Marine a obtenu son CDI durant le premier confinement : on peut donc supposer que la qualité de son travail n'était pas remise en cause. C'est bien plus l'insécurité de son supérieur pour gérer la distance qui transparaît (il correspond au style de management « de contrôle » que nous avons développé précédemment).

Pour Lucas, travaillant dans une entreprise publique française à Londres, la relation horizontale qu'il entretenait avec son manager s'est transformée, avec le télétravail, en micro-management très poussé :

« Mais au départ pendant un mois il nous appelait trois fois par jour comme ça sans prévenir. Honnêtement j'ai pas envie de faire la théorie du complot comme quoi il nous appelait sans aucun motif pour voir si on répondait et qu'on était pas en train de faire autre chose, je pense pas qu'il est à ce point-là mais en fait à chaque petit truc à la con il nous appelait quoi » (Lucas)

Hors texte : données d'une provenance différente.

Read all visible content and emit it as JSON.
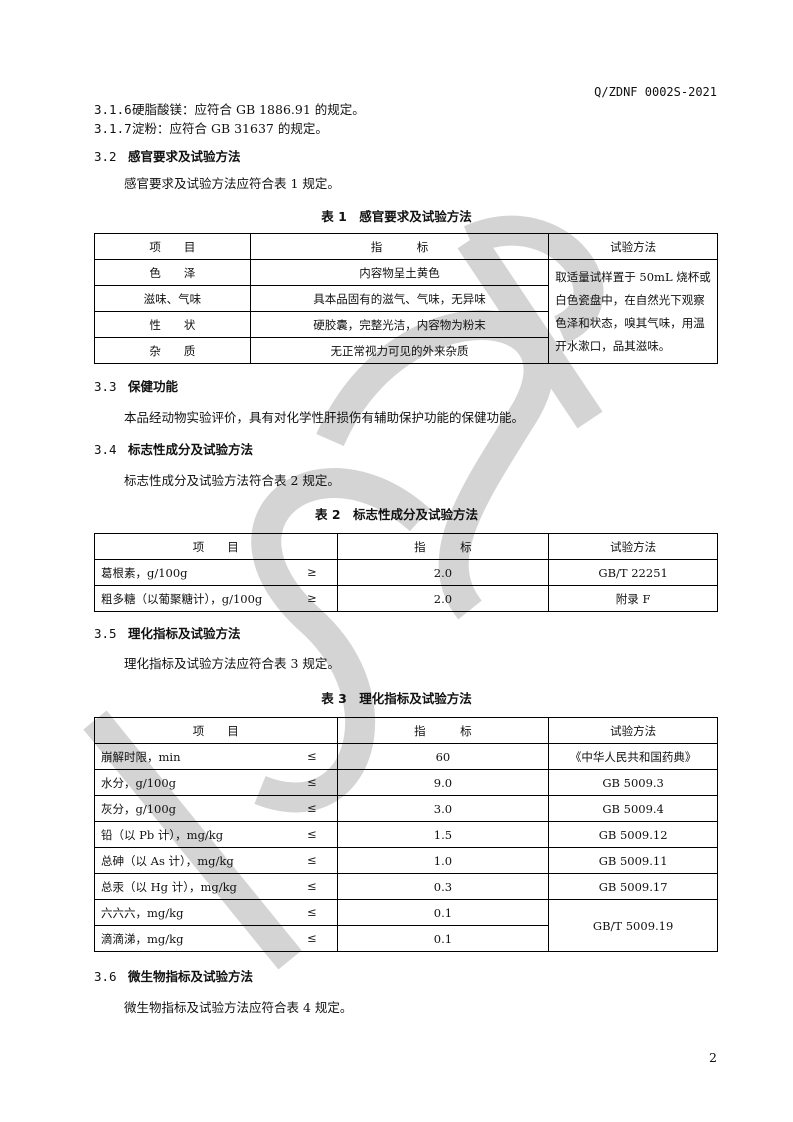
{
  "header": {
    "doc_code": "Q/ZDNF 0002S-2021"
  },
  "watermark": "JSQB",
  "clauses": [
    {
      "num": "3.1.6",
      "text": "硬脂酸镁：应符合 GB 1886.91 的规定。"
    },
    {
      "num": "3.1.7",
      "text": "淀粉：应符合 GB 31637 的规定。"
    }
  ],
  "s32": {
    "num": "3.2",
    "title": "感官要求及试验方法",
    "para": "感官要求及试验方法应符合表 1 规定。"
  },
  "table1": {
    "title": "表 1　感官要求及试验方法",
    "headers": [
      "项　　目",
      "指　　　标",
      "试验方法"
    ],
    "rows": [
      {
        "item": "色　　泽",
        "value": "内容物呈土黄色"
      },
      {
        "item": "滋味、气味",
        "value": "具本品固有的滋气、气味，无异味"
      },
      {
        "item": "性　　状",
        "value": "硬胶囊，完整光洁，内容物为粉末"
      },
      {
        "item": "杂　　质",
        "value": "无正常视力可见的外来杂质"
      }
    ],
    "method": "取适量试样置于 50mL 烧杯或白色瓷盘中，在自然光下观察色泽和状态，嗅其气味，用温开水漱口，品其滋味。"
  },
  "s33": {
    "num": "3.3",
    "title": "保健功能",
    "para": "本品经动物实验评价，具有对化学性肝损伤有辅助保护功能的保健功能。"
  },
  "s34": {
    "num": "3.4",
    "title": "标志性成分及试验方法",
    "para": "标志性成分及试验方法符合表 2 规定。"
  },
  "table2": {
    "title": "表 2　标志性成分及试验方法",
    "headers": [
      "项　　目",
      "指　　　标",
      "试验方法"
    ],
    "rows": [
      {
        "item": "葛根素，g/100g",
        "sym": "≥",
        "value": "2.0",
        "method": "GB/T 22251"
      },
      {
        "item": "粗多糖（以葡聚糖计），g/100g",
        "sym": "≥",
        "value": "2.0",
        "method": "附录 F"
      }
    ]
  },
  "s35": {
    "num": "3.5",
    "title": "理化指标及试验方法",
    "para": "理化指标及试验方法应符合表 3 规定。"
  },
  "table3": {
    "title": "表 3　理化指标及试验方法",
    "headers": [
      "项　　目",
      "指　　　标",
      "试验方法"
    ],
    "rows": [
      {
        "item": "崩解时限，min",
        "sym": "≤",
        "value": "60",
        "method": "《中华人民共和国药典》"
      },
      {
        "item": "水分，g/100g",
        "sym": "≤",
        "value": "9.0",
        "method": "GB 5009.3"
      },
      {
        "item": "灰分，g/100g",
        "sym": "≤",
        "value": "3.0",
        "method": "GB 5009.4"
      },
      {
        "item": "铅（以 Pb 计），mg/kg",
        "sym": "≤",
        "value": "1.5",
        "method": "GB 5009.12"
      },
      {
        "item": "总砷（以 As 计），mg/kg",
        "sym": "≤",
        "value": "1.0",
        "method": "GB 5009.11"
      },
      {
        "item": "总汞（以 Hg 计），mg/kg",
        "sym": "≤",
        "value": "0.3",
        "method": "GB 5009.17"
      },
      {
        "item": "六六六，mg/kg",
        "sym": "≤",
        "value": "0.1",
        "method": "GB/T 5009.19"
      },
      {
        "item": "滴滴涕，mg/kg",
        "sym": "≤",
        "value": "0.1"
      }
    ]
  },
  "s36": {
    "num": "3.6",
    "title": "微生物指标及试验方法",
    "para": "微生物指标及试验方法应符合表 4 规定。"
  },
  "footer": {
    "page": "2"
  }
}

Même s'il percevait le caractère abusif de ces appels, il se tenait disponible tout en notant la différence avec le degré de disponibilité en présentiel :

« Quand c'est ton chef qui t'appelle dans tous les cas en général il s'attend à ce que tu répondes, que tu arrêtes ce que tu fasses pour répondre ; pareil si c'est un client qui m'appelle, je vais répondre je ne vais pas lui raccrocher au nez. Mais là c'était vraiment beaucoup, à l'époque tu ne prenais pas le téléphone quatre fois par jour pour appeler tes collaborateurs ; tu faisais un point téléphonique ou autre chose. » (Lucas)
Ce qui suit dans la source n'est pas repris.